The Air Force’s Platform One is accelerating modern software development for the Defense Department.

The Air Force’s Platform One program has a well established role in bringing “DevSecOps” software development to the Defense Department.

Now the program is focusing on enhancing its existing services, while expanding its secure software development work into more sensitive data environments.

Platform One’s core offerings include “Iron Bank,” a secure repository of hardened container images. Maj. Matthew Jordan, chief of product for Platform One, describes Iron Bank as the “Lego bricks” needed to build modern software. That includes hardened applications, continuous monitoring, vulnerability scanning and regular updates.

“We ensure that we’re patched within our repository, and all of our downstream consumers are able to easily receive the cybersecurity benefits,” Jordan said on Federal News Network. “You’re getting a lot of economies of scale there.”

Iron Bank is primarily accredited for less sensitive unclassified information. But Jordan said Platform One is working to get Iron Bank accredited for controlled unclassified information (CUI) as well as for classified information.

That work is detailed in Platform One’s new product roadmap, which lays out the program’s plans for various offerings and services, including “Big Bang,” its continuous integration and continuous delivery/deployment (CI/CD) platform, and the “Party Bus” platform-as-a-service.

Platform One’s zero trust approach

Platform One also provides a “cloud native access point (CNAP),”  for accessing the software factory’s various services in a secure manner. Jordan said CNAP was “borne out of necessity” in the early days of Platform One, as it sought to work with software vendors, including nontraditional defense vendors, to establish its agile software development platform.

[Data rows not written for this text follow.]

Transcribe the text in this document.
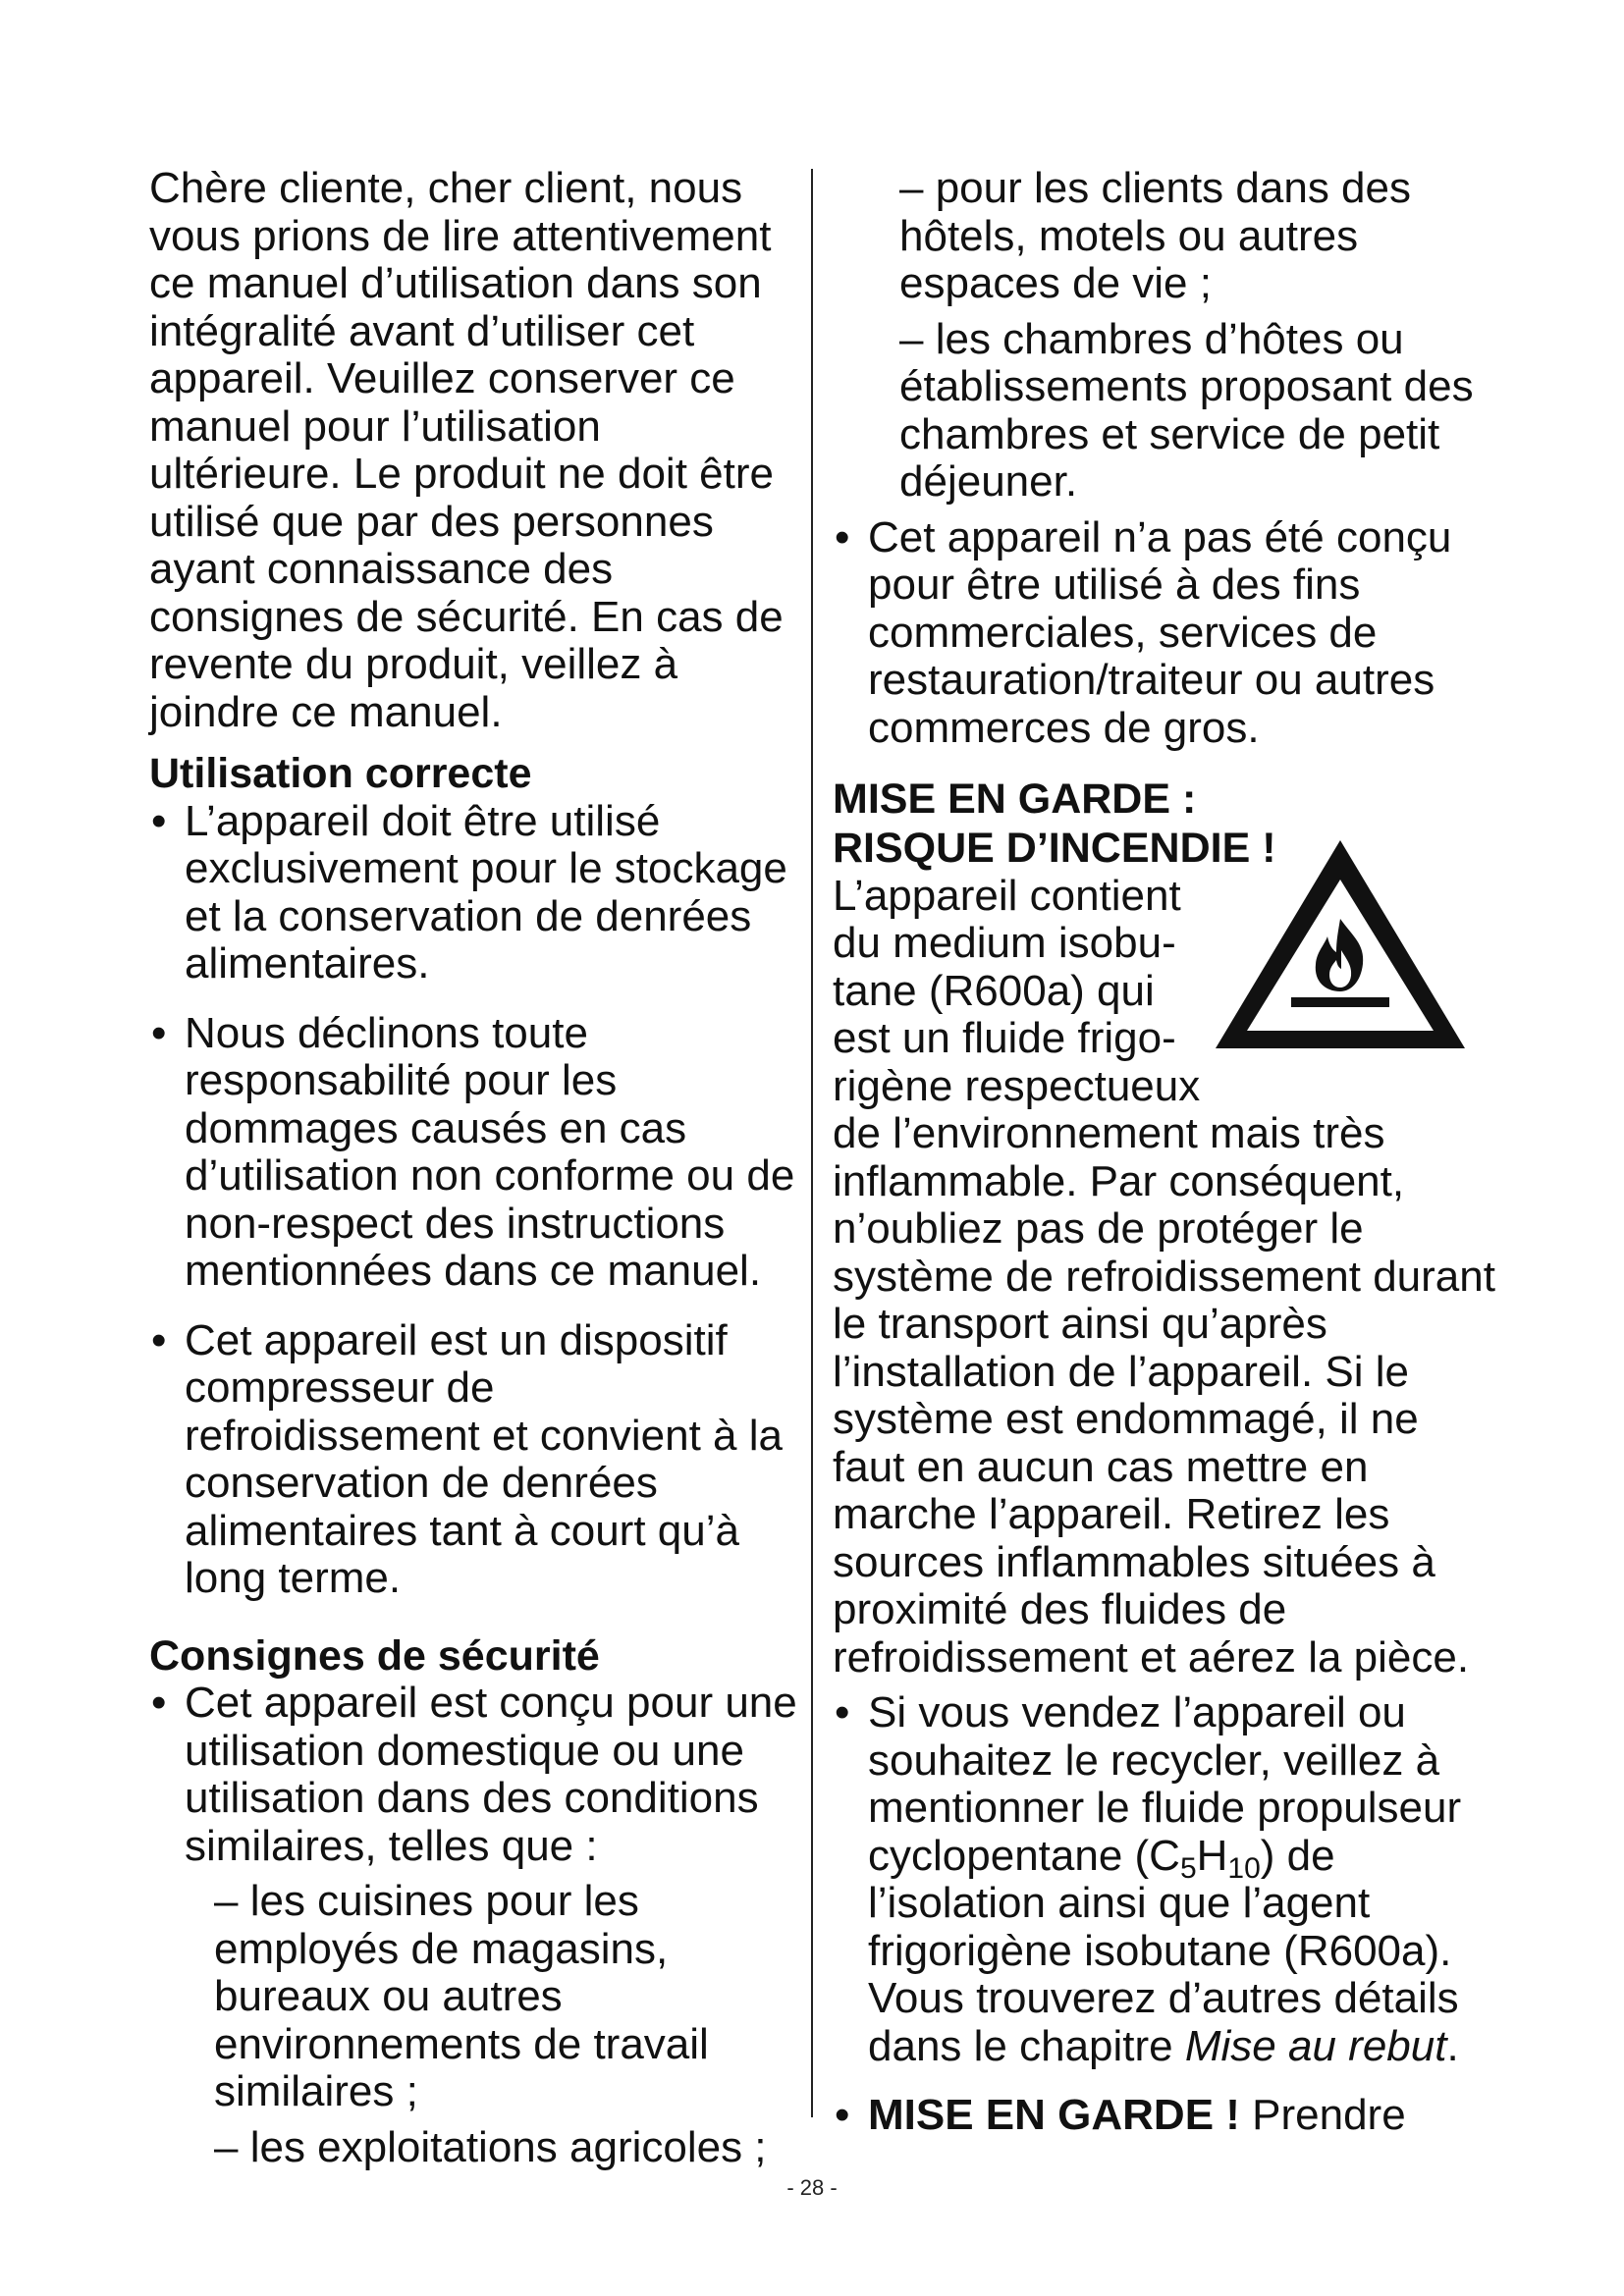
Chère cliente, cher client, nous vous prions de lire attentivement ce manuel d’utilisation dans son intégralité avant d’utiliser cet appareil. Veuillez conserver ce manuel pour l’utilisation ultérieure. Le produit ne doit être utilisé que par des personnes ayant connaissance des consignes de sécurité. En cas de revente du produit, veillez à joindre ce manuel.

Utilisation correcte

• L’appareil doit être utilisé exclusivement pour le stockage et la conservation de denrées alimentaires.

• Nous déclinons toute responsabilité pour les dommages causés en cas d’utilisation non conforme ou de non-respect des instructions mentionnées dans ce manuel.

• Cet appareil est un dispositif compresseur de refroidissement et convient à la conservation de denrées alimentaires tant à court qu’à long terme.

Consignes de sécurité

• Cet appareil est conçu pour une utilisation domestique ou une utilisation dans des conditions similaires, telles que :

– les cuisines pour les employés de magasins, bureaux ou autres environnements de travail similaires ;

– les exploitations agricoles ;

– pour les clients dans des hôtels, motels ou autres espaces de vie ;

– les chambres d’hôtes ou établissements proposant des chambres et service de petit déjeuner.

• Cet appareil n’a pas été conçu pour être utilisé à des fins commerciales, services de restauration/traiteur ou autres commerces de gros.

MISE EN GARDE :
RISQUE D’INCENDIE !

L’appareil contient
du medium isobu-
tane (R600a) qui
est un fluide frigo-
rigène respectueux

de l’environnement mais très inflammable. Par conséquent, n’oubliez pas de protéger le système de refroidissement durant le transport ainsi qu’après l’installation de l’appareil. Si le système est endommagé, il ne faut en aucun cas mettre en marche l’appareil. Retirez les sources inflammables situées à proximité des fluides de refroidissement et aérez la pièce.

• Si vous vendez l’appareil ou souhaitez le recycler, veillez à mentionner le fluide propulseur cyclopentane $(C_5H_{10})$ de l’isolation ainsi que l’agent frigorigène isobutane (R600a). Vous trouverez d’autres détails dans le chapitre Mise au rebut.

• MISE EN GARDE ! Prendre

- 28 -
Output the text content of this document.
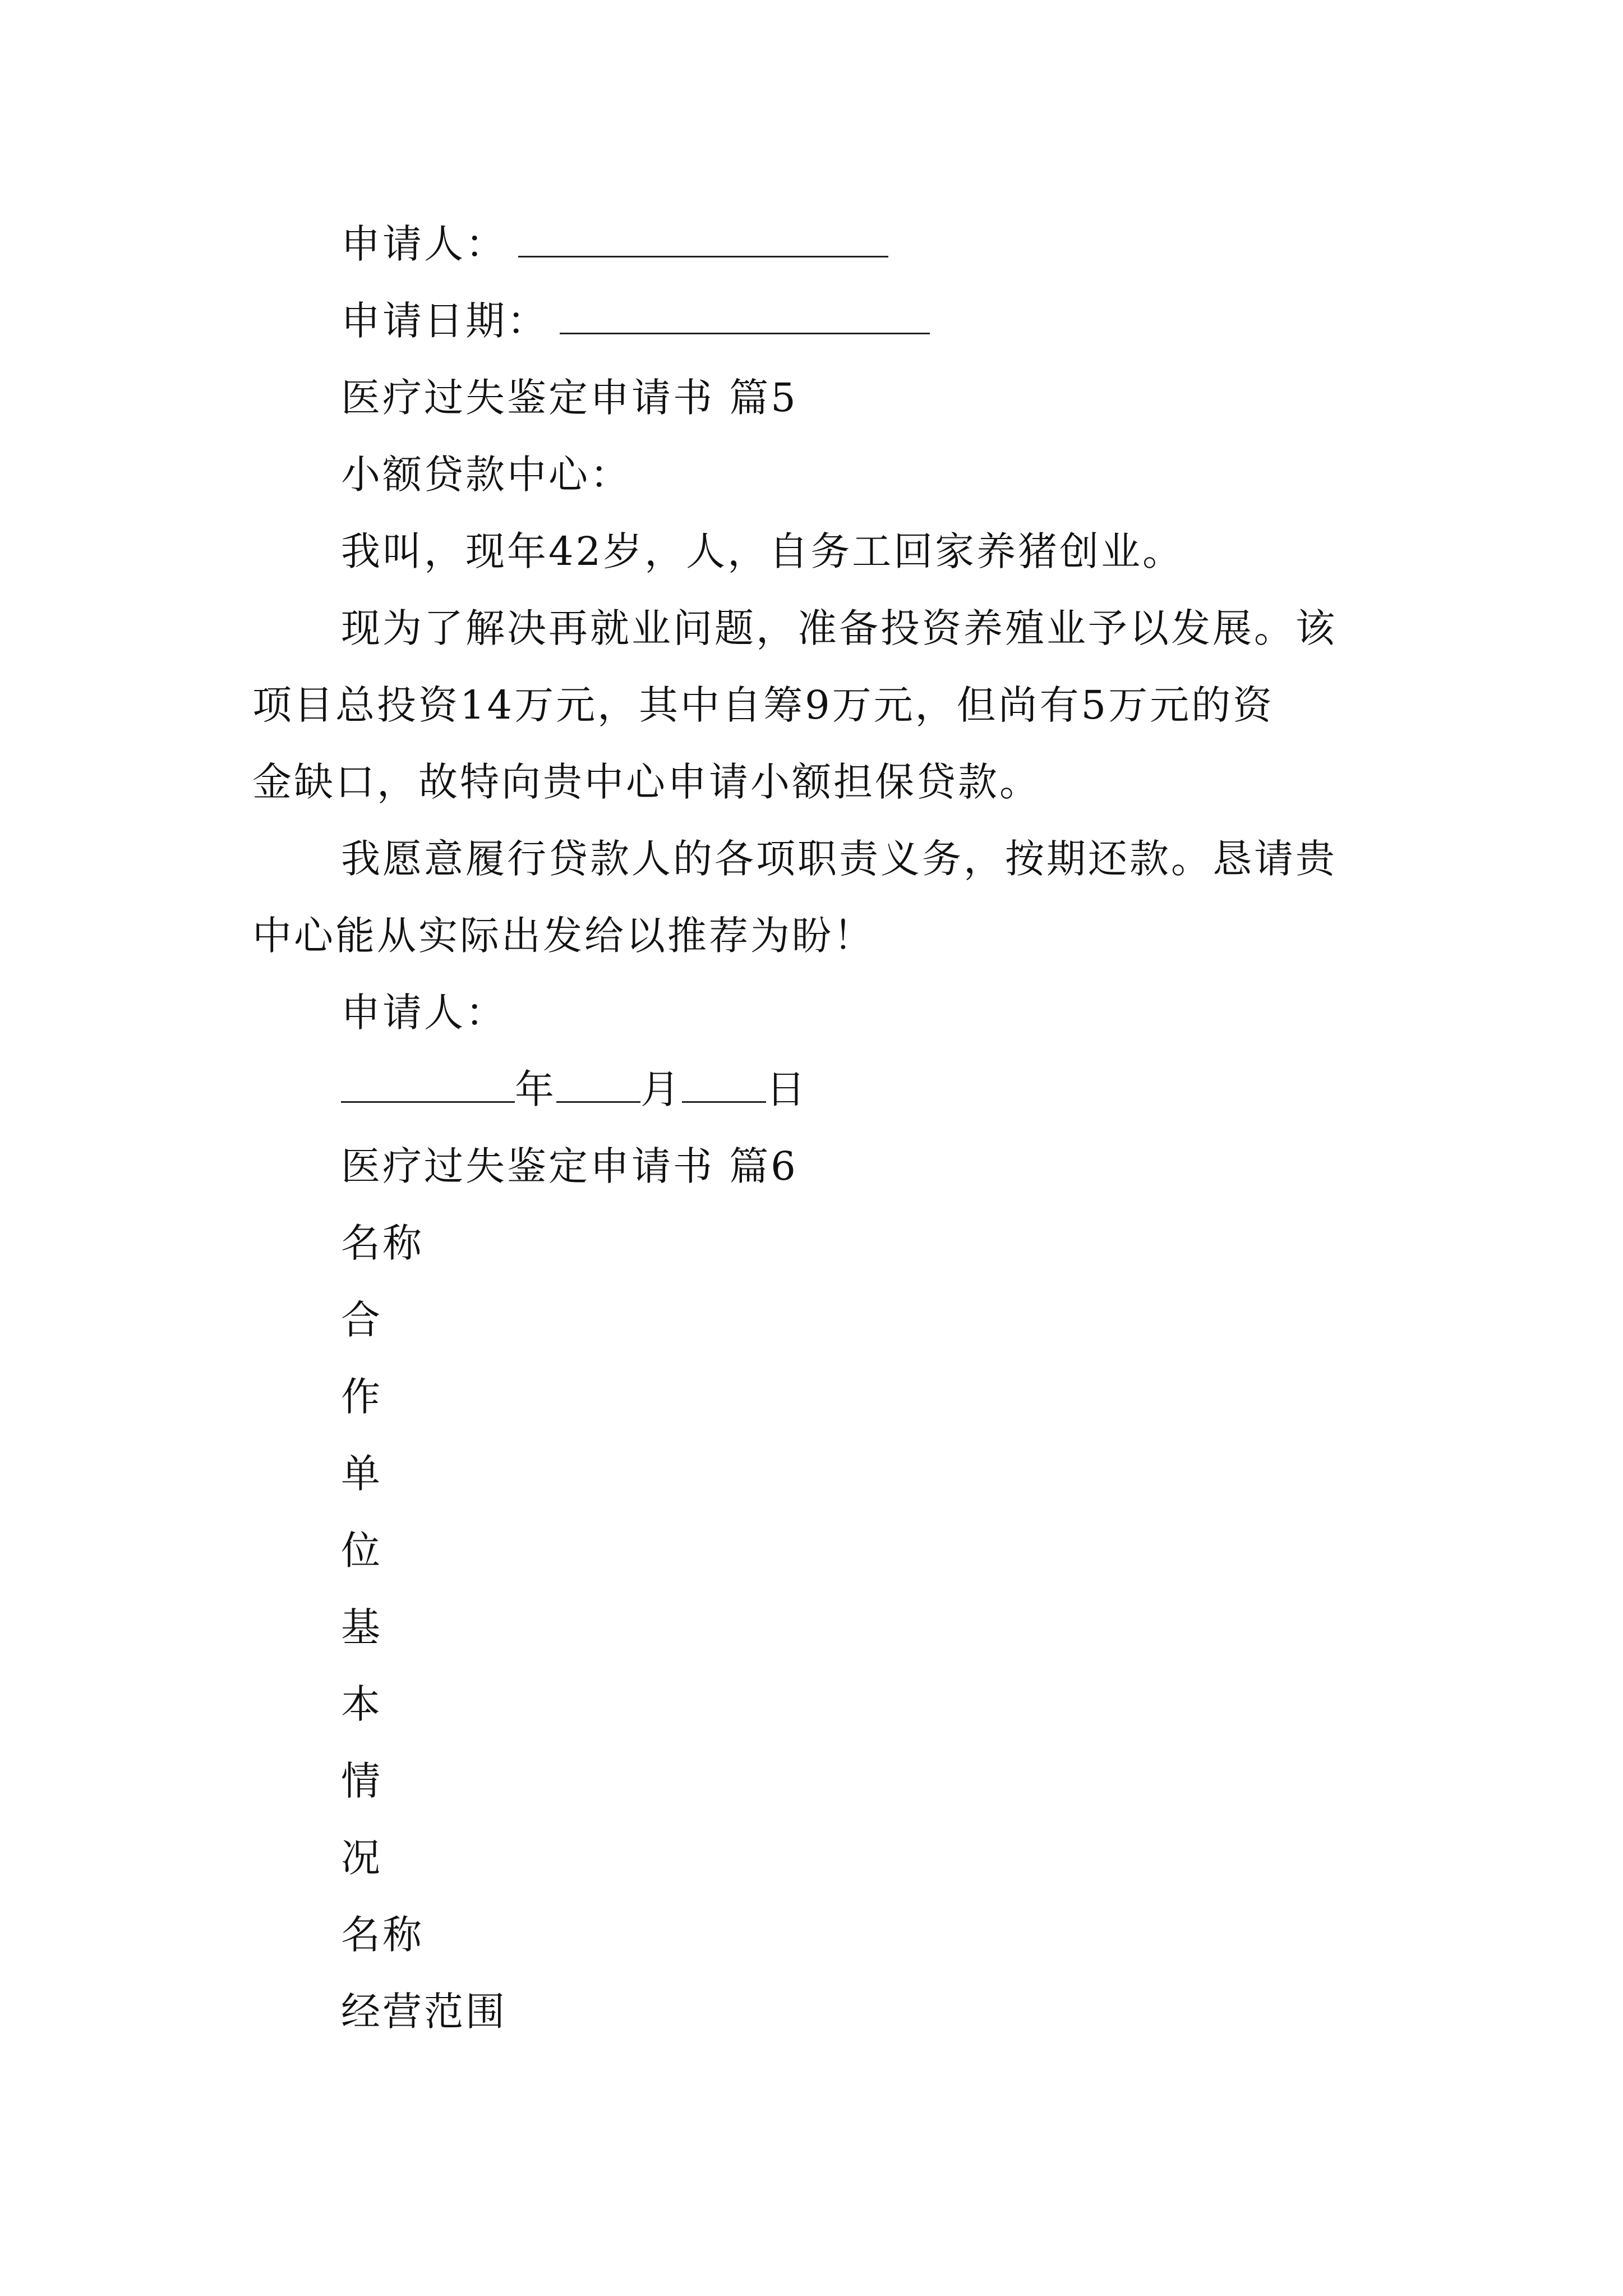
申请人：
申请日期：
医疗过失鉴定申请书 篇5
小额贷款中心：
我叫，现年42岁，人，自务工回家养猪创业。
现为了解决再就业问题，准备投资养殖业予以发展。该
项目总投资14万元，其中自筹9万元，但尚有5万元的资
金缺口，故特向贵中心申请小额担保贷款。
我愿意履行贷款人的各项职责义务，按期还款。恳请贵
中心能从实际出发给以推荐为盼！
申请人：
年 月 日
医疗过失鉴定申请书 篇6
名称
合
作
单
位
基
本
情
况
名称
经营范围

“How do you ensure that you’re still being secure and accessing things that may be coming from the Internet, or via contractor’s workplace or from their home as opposed to in a secure facility on a base?” Jordan explained. “So CNAP allows you to do the device compliance checks, so that you get a lot of attributes about the device itself, as well as understand who the user is, and get a lot of attributes on that user, and then make risk decisions as to ‘Okay, based on what we’re seeing today, you only get access to a certain subset of resources.’”

The capability allows each application owner behind the access point to “set their policies dynamically and make informed risk decisions, or accept the risk if they’re willing to, or mitigate the risk that they want to,” Jordan added.

CNAP is a key piece of Platform One’s zero trust security architecture, which also includes macro segmentation using a software-defined perimeter, Jordan said. Internally, Platform One also uses service meshes to ensure segmentation between individual applications, as well as continuous logging and monitoring.

“And that runtime security so that you can understand when something is going wrong or something’s attempting to do something that it shouldn’t, and then dive deeper for that root cause analysis,” Jordan said.

Platform One is also collaborating with other Air Force organizations on an application programming interface (API) reference architecture document. Jordan said that document is currently in draft.

“Data is king, and it’s crucial that we don’t allow data to just be put into a silo,” he said. “We need to be able to share that data. And API is definitely one way to enable that data flow. So we need to focus on providing those standards for application programming interfaces, software, development kits, data fabrics, all that kind of stuff to the developers. So they can quickly focus on developing features for their applications, as opposed to focusing on interfaces.”